Kim Junhyong, Sanderson Michael J
Department of Biology and Penn Genome Frontiers Institute, University of Pennsylvania, Philadelphia, Pennsylvania, USA.
Syst Biol. 2008 Oct;57(5):665-74. doi: 10.1080/10635150802422274.
The increasing diversity and heterogeneity of molecular data for phylogeny estimation has led to development of complex models and model-based estimators. Here, we propose a penalized likelihood (PL) framework in which the levels of complexity in the underlying model can be smoothly controlled. We demonstrate the PL framework for a four-taxon tree case and investigate its properties. The PL framework yields an estimator in which the majority of currently employed estimators such as the maximum-parsimony estimator, homogeneous likelihood estimator, gamma mixture likelihood estimator, etc., become special cases of a single family of PL estimators.
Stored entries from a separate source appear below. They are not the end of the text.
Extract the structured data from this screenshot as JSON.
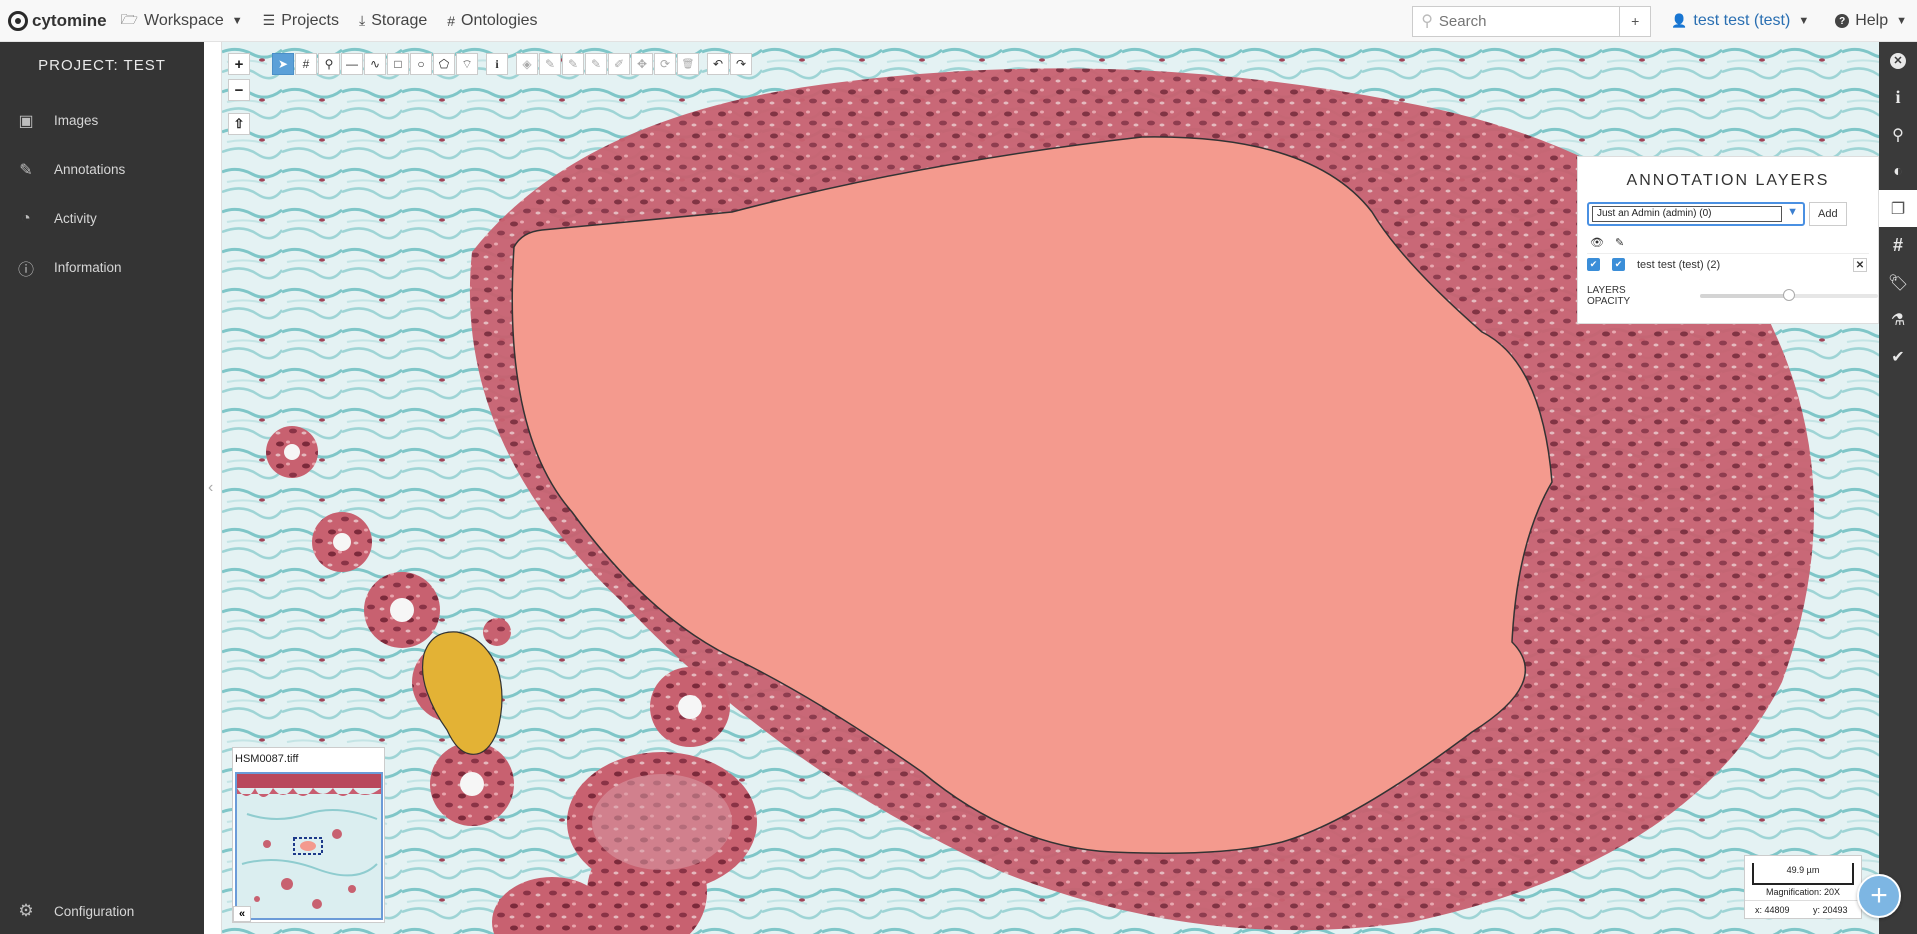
{
  "app": {
    "logo_text": "cytomine"
  },
  "navbar": {
    "workspace_label": "Workspace",
    "projects_label": "Projects",
    "storage_label": "Storage",
    "ontologies_label": "Ontologies",
    "search_placeholder": "Search",
    "add_label": "+",
    "user_label": "test test (test)",
    "help_label": "Help"
  },
  "sidebar": {
    "project_title": "PROJECT: TEST",
    "items": [
      {
        "label": "Images",
        "icon": "images-icon"
      },
      {
        "label": "Annotations",
        "icon": "edit-icon"
      },
      {
        "label": "Activity",
        "icon": "dashboard-icon"
      },
      {
        "label": "Information",
        "icon": "info-icon"
      }
    ],
    "configuration_label": "Configuration"
  },
  "map_controls": {
    "zoom_in": "+",
    "zoom_out": "−",
    "rotate": "⇧"
  },
  "toolbar": {
    "tools": [
      {
        "name": "select-tool",
        "glyph": "➤",
        "state": "active"
      },
      {
        "name": "point-count-tool",
        "glyph": "#",
        "state": "normal"
      },
      {
        "name": "point-tool",
        "glyph": "⚲",
        "state": "normal"
      },
      {
        "name": "line-tool",
        "glyph": "—",
        "state": "normal"
      },
      {
        "name": "freehand-line-tool",
        "glyph": "∿",
        "state": "normal"
      },
      {
        "name": "rectangle-tool",
        "glyph": "□",
        "state": "normal"
      },
      {
        "name": "circle-tool",
        "glyph": "○",
        "state": "normal"
      },
      {
        "name": "polygon-tool",
        "glyph": "⬠",
        "state": "normal"
      },
      {
        "name": "freehand-polygon-tool",
        "glyph": "⌔",
        "state": "normal"
      },
      {
        "name": "info-tool",
        "glyph": "i",
        "state": "normal"
      },
      {
        "name": "fill-tool",
        "glyph": "◈",
        "state": "disabled"
      },
      {
        "name": "edit-tool",
        "glyph": "✎",
        "state": "disabled"
      },
      {
        "name": "correct-add-tool",
        "glyph": "✎",
        "state": "disabled"
      },
      {
        "name": "correct-remove-tool",
        "glyph": "✎",
        "state": "disabled"
      },
      {
        "name": "ruler-tool",
        "glyph": "✐",
        "state": "disabled"
      },
      {
        "name": "move-tool",
        "glyph": "✥",
        "state": "disabled"
      },
      {
        "name": "rotate-tool",
        "glyph": "⟳",
        "state": "disabled"
      },
      {
        "name": "delete-tool",
        "glyph": "🗑",
        "state": "disabled"
      },
      {
        "name": "undo-tool",
        "glyph": "↶",
        "state": "normal"
      },
      {
        "name": "redo-tool",
        "glyph": "↷",
        "state": "normal"
      }
    ]
  },
  "layers_panel": {
    "title": "ANNOTATION LAYERS",
    "selected_layer": "Just an Admin (admin) (0)",
    "add_label": "Add",
    "layers": [
      {
        "label": "test test (test) (2)",
        "visible": true,
        "editable": true
      }
    ],
    "opacity_label": "LAYERS OPACITY",
    "opacity_value": 0.5
  },
  "overview": {
    "filename": "HSM0087.tiff",
    "collapse_label": "«"
  },
  "scale": {
    "length": "49.9 µm",
    "magnification": "Magnification: 20X",
    "x": "x: 44809",
    "y": "y: 20493"
  },
  "right_bar": [
    {
      "name": "close-icon",
      "active": false
    },
    {
      "name": "info-icon",
      "active": false
    },
    {
      "name": "search-icon",
      "active": false
    },
    {
      "name": "contrast-icon",
      "active": false
    },
    {
      "name": "layers-icon",
      "active": true
    },
    {
      "name": "hashtag-icon",
      "active": false
    },
    {
      "name": "tag-icon",
      "active": false
    },
    {
      "name": "microscope-icon",
      "active": false
    },
    {
      "name": "check-circle-icon",
      "active": false
    }
  ],
  "colors": {
    "accent": "#4a90e2",
    "sidebar_bg": "#343434",
    "annotation_red": "#f49a8e",
    "annotation_yellow": "#e3b235",
    "tissue_red": "#b5475a",
    "tissue_cyan": "#7ec7c9"
  }
}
Furthermore, using the appropriate penalty function, the complexity of the underlying models can be partitioned into separately controlled classes allowing flexible control of model complexity.
用于系统发育估计的分子数据日益增加的多样性和异质性,促使了复杂模型和基于模型的估计器的发展。在此,我们提出一种惩罚似然(PL)框架,其中基础模型的复杂程度可以得到平滑控制。我们展示了针对四分类单元树情形的PL框架,并研究其性质。PL框架产生一种估计器,目前使用的大多数估计器,如最大简约估计器、齐次似然估计器、伽马混合似然估计器等,都成为单一PL估计器族的特殊情况。此外,使用适当的惩罚函数,基础模型的复杂性可以被划分为单独控制的类别,从而灵活控制模型复杂性。